Judicial Watch representing Clarice Feldman in her lawsuit against DC government

AT readers understand that Clarice Feldman is a force of nature, and now the authorities who run the District of Columbia may eventually be forced to agree.  Judicial Watch – an organization to which I proudly make regular donations – is acting as counsel representing Clarice in her lawsuit (Feldman v. Bowers) against the District's government.  

Judicial Watch explains:

[I]n a lawsuit against the Mayor and Chief Financial Officer of the District of Columbia[,] Judicial Watch filed the lawsuit on behalf of Clarice Feldman, a longtime taxpayer and resident of the District of Columbia, to prevent the DC government from expending taxpayer money from a budget that was not appropriated by Congress and presented to the president for signing. The lawsuit was filed in the U.S. District Court for the District of Columbia (Clarice Feldman v. Muriel Bowser and Jeffrey S. DeWitt (No. 1:15-cv-01967)).
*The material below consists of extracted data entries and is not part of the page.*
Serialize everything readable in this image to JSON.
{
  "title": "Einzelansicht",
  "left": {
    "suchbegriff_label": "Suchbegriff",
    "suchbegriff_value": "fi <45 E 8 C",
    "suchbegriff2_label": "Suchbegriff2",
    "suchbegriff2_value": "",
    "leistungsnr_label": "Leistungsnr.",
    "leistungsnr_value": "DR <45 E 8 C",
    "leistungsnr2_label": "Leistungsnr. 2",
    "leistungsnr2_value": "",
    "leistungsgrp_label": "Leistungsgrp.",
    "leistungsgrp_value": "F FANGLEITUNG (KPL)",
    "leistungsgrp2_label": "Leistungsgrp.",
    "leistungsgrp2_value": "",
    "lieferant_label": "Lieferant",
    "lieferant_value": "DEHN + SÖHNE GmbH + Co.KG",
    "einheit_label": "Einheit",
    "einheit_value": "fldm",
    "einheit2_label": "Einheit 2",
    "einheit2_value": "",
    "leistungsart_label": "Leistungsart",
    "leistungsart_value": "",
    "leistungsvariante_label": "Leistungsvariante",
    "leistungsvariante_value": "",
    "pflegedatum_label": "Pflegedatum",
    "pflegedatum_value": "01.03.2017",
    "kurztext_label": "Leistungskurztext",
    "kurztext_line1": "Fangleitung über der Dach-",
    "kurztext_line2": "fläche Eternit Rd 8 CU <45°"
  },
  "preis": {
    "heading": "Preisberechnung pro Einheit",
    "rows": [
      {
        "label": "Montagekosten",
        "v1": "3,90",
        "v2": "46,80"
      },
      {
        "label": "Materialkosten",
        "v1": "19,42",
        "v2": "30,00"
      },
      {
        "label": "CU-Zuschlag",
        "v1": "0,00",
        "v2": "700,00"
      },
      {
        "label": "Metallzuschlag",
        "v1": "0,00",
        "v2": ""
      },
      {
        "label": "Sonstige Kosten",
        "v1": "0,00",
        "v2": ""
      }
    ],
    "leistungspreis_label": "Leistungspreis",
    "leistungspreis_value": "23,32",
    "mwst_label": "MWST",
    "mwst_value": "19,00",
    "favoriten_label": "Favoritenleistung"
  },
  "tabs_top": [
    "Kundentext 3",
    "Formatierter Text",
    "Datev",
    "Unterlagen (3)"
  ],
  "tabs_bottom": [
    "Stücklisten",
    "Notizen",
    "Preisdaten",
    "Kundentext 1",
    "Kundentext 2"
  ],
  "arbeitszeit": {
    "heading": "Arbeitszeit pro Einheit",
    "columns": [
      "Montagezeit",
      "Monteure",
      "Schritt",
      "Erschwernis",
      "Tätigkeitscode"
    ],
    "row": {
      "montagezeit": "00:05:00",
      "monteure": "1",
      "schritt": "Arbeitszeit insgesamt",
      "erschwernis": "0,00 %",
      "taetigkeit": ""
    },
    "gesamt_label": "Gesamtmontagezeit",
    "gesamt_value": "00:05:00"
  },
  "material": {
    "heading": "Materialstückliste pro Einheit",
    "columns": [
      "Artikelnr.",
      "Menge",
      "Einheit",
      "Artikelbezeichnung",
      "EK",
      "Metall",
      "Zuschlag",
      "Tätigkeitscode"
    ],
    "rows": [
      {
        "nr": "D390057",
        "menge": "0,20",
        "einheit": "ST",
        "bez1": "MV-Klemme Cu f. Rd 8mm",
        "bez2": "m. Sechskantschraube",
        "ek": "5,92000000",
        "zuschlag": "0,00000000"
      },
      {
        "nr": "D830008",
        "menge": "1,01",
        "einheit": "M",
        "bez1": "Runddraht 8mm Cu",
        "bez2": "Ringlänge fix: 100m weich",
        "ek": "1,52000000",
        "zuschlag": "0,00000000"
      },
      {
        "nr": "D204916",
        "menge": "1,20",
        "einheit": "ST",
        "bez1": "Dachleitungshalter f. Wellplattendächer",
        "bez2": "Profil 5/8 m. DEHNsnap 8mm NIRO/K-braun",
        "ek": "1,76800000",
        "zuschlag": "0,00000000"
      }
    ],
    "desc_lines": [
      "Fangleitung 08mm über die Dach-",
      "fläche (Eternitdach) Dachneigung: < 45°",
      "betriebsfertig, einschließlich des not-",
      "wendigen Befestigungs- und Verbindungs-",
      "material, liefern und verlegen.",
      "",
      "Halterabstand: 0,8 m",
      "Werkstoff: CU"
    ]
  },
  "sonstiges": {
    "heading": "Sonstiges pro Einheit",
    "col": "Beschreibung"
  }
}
At issue is the DC government's attempt to dismiss a November 6, 2015, lawsuit. The U.S. House of Representatives filed an amicus curiae brief in March 2016 urging the court to deny the DC government's efforts. In its amicus in support of the Opposition to the Motion to Dismiss the House declared:

The Local Budget Act is a naked and unabashed effort to strip Congress of powers vested in it by Article I of the Constitution, and to circumvent the constitutionally-prescribed legislative process that the District and its supporters previously and repeatedly have acknowledged is the one constitutionally-appropriate way to proceed.

In other words, the Local Budget Act turns the Appropriations Clause upside down, and is inconsistent with Congress's plenary authority over all District appropriations. The only constitutionally permissible manner by which the District may achieve budget autonomy with respect to locally-derived funds is for Congress to convey that authority to the District by way of the normal legislative process – and Congress has not yet done that.

In Feldman's Opposition to the Motion to Dismiss, Judicial Watch takes strong issue with the District of Columbia's continued attempts to circumvent federal law, arguing:

Regardless of whether it is sound policy for the District of Columbia to have budget autonomy, [the defendants] cannot ignore the law. Yet, they do. Since October 1, 2015, Defendants have been illegally incurring obligations and expending local taxpayer funds pursuant to the Fiscal Year 2016 Budget Request Act of 2015 ("FY16 Budget Request") that have not been appropriated by Congress and presented to the President for signing. As a District taxpayer since 1979, Plaintiff challenges Defendants' lawlessness. 

Federal law requires that DC's annual budget be approved by a majority or two-thirds vote of the DC Council and have affirmative appropriation passed by both Houses of Congress and presented to the president for signing. In 2013, DC passed the Budget Autonomy Act of 2012, which "purportedly grants the District authority to incur obligations and expend local tax and fee revenue without an appropriation passed by both Houses of Congress and presented to the President for signing." In other words, DC has sought to remove appropriation authority from Congress and grant it to itself.

"This is quite simply a case of politicians gone wild. The DC government acts as if it can violate federal law and ignore the U.S. Constitution without repercussions," said Judicial Watch President Tom Fitton. "It is a federal crime to spend federal dollars without congressional authorization."

The first hearing in the lawsuit was Tuesday, and it lasted an hour and a half.